Reclaiming Dignity

reclaim dignity

Over the weekend, protests against immigration took place in various locations across Australia. Most of these protests adopted the title Reclaim Australia. The central argument is that the religion of Islam contains values that are at odds with Australian Anglo-Christianity. Although no recognised church is affiliated with the Reclaim movement and several oppose it, its supporters do have a right to express their beliefs regardless of whether it is sanctioned by an official church body.

Many supporters of the Reclaim movement truly believe in the core values that they are supporting. Many believe they are not motivated by racism, but rather they simply have values that they are standing behind. We all have an inherent right to voice an opinion and to proselytize our beliefs. In the practice of our beliefs, we all have a right to voice critiques toward other belief systems.

This would include discourse on Islam or on the Reclaim movement. However, we do not have a right to use violence, intimidation and mockery to do so. The right to freedom of thought, conscious and religion is a fundamental tenant of our modern civilisation. It is a positive declaration of free will: the very thing that gives us our human dignity. Therefore, we must as a rule reject any argument against immigration, the Reclaim movement or another religion that relies on mockery, insults, violence or intimidation.

Over the weekend an unidentified man was arrested for carrying firearms on his way to a Reclaim protest. It is alleged that no live ammunition was found on the man and charges were not laid. In another instance a house in Melbourne was raided and five tasers seized before the occupier left to go to a Reclaim protest. The same man had been previously arrested for carrying a knife to a protest. At the protests themselves, several people were arrested with one man allegedly punching a horse. Regardless of the motivations, violence cannot mix with proselytising nationalistic views. Furthermore, the Reclaim movement has become notorious for using mockery in their publications.
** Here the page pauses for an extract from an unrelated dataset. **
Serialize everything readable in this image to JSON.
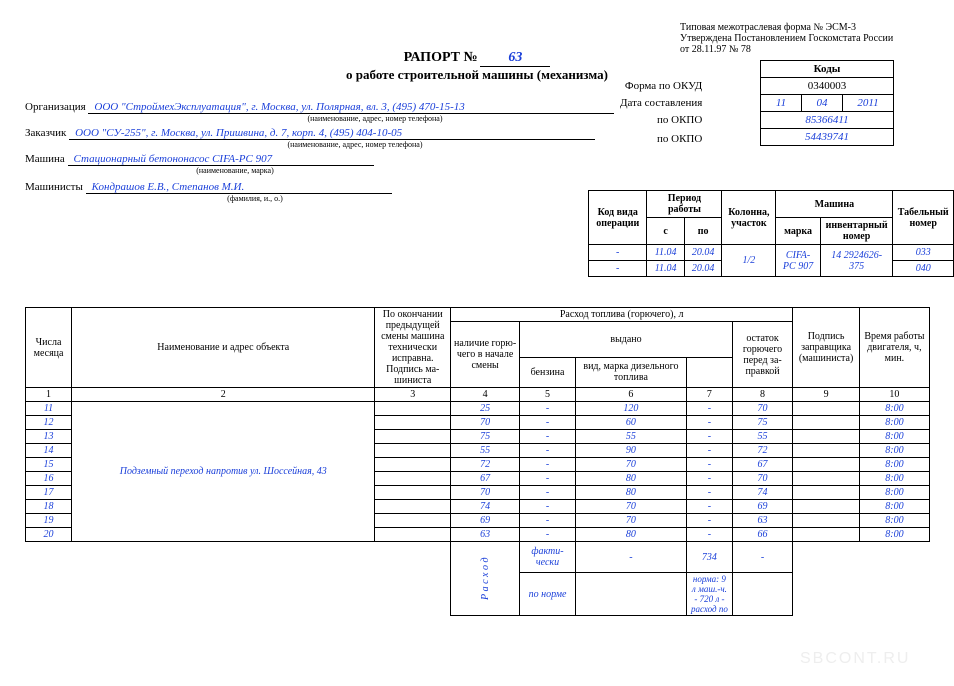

Some publications have also incorporated calls for its adherents to physically stop Islamic migration. Beliefs must derive their legitimacy through dignity and not through intimidation and mockery. At the bare minimum, dignity ought to be measured by how we treat others and how we treat ourselves.

The right to freedom of thought, conscious and religion is entrenched within

Article 18 of the International Covenant of Civil and Political Rights (ICCPR). It parallels Article 18 of the 1948 Universal Declaration of Human Rights. It is unique in that it simultaneously recognizes an individual and a collective right to believe and practice a belief. That is because it has two dimensions: to adopt or hold a belief and to manifest that belief in worship, observance, practice and teaching. Extensive debate has taken place over whether this right extends to proselytization, and what defines proselytization.
Many belief systems require its adherents to proselytize, however in many Islamic counties this right is heavily censured because of a legal prohibition on apostasy. Article 18 of the ICCPR makes a significant qualification: “Freedom to manifest one’s religion or beliefs may be subject only to such limitations as are prescribed by law and are necessary to protect public safety, order, health, or morals or the fundamental rights and freedoms of others.” In Australia, the only qualification is that the right to express an opinion associated with a particular belief cannot be hateful or discriminatory. The right to freedom of thought, conscious and religion extends beyond religious institutions; in practice it incorporates all value systems. This includes atheistic beliefs and perceived cultural beliefs, regardless of how many members ascribe to that belief.
Human Rights Commissioner Tim Wilson said, “Religious freedom is and remains central to the Australian way of life. Preserving freedom of conscience, thought, expression and association, is central to that objective. Because these fundamental freedoms are essential for individuality and identity I believe strongly in the need to accommodate the freedom for people to act consistent with their conscience. But any accommodation has to require that an individual acts consistently and that it can be evidenced as their genuine, not selective, belief with a high and transparent threshold for its justification.” We all have a right to expect that beliefs are propagated in a way that is dignified.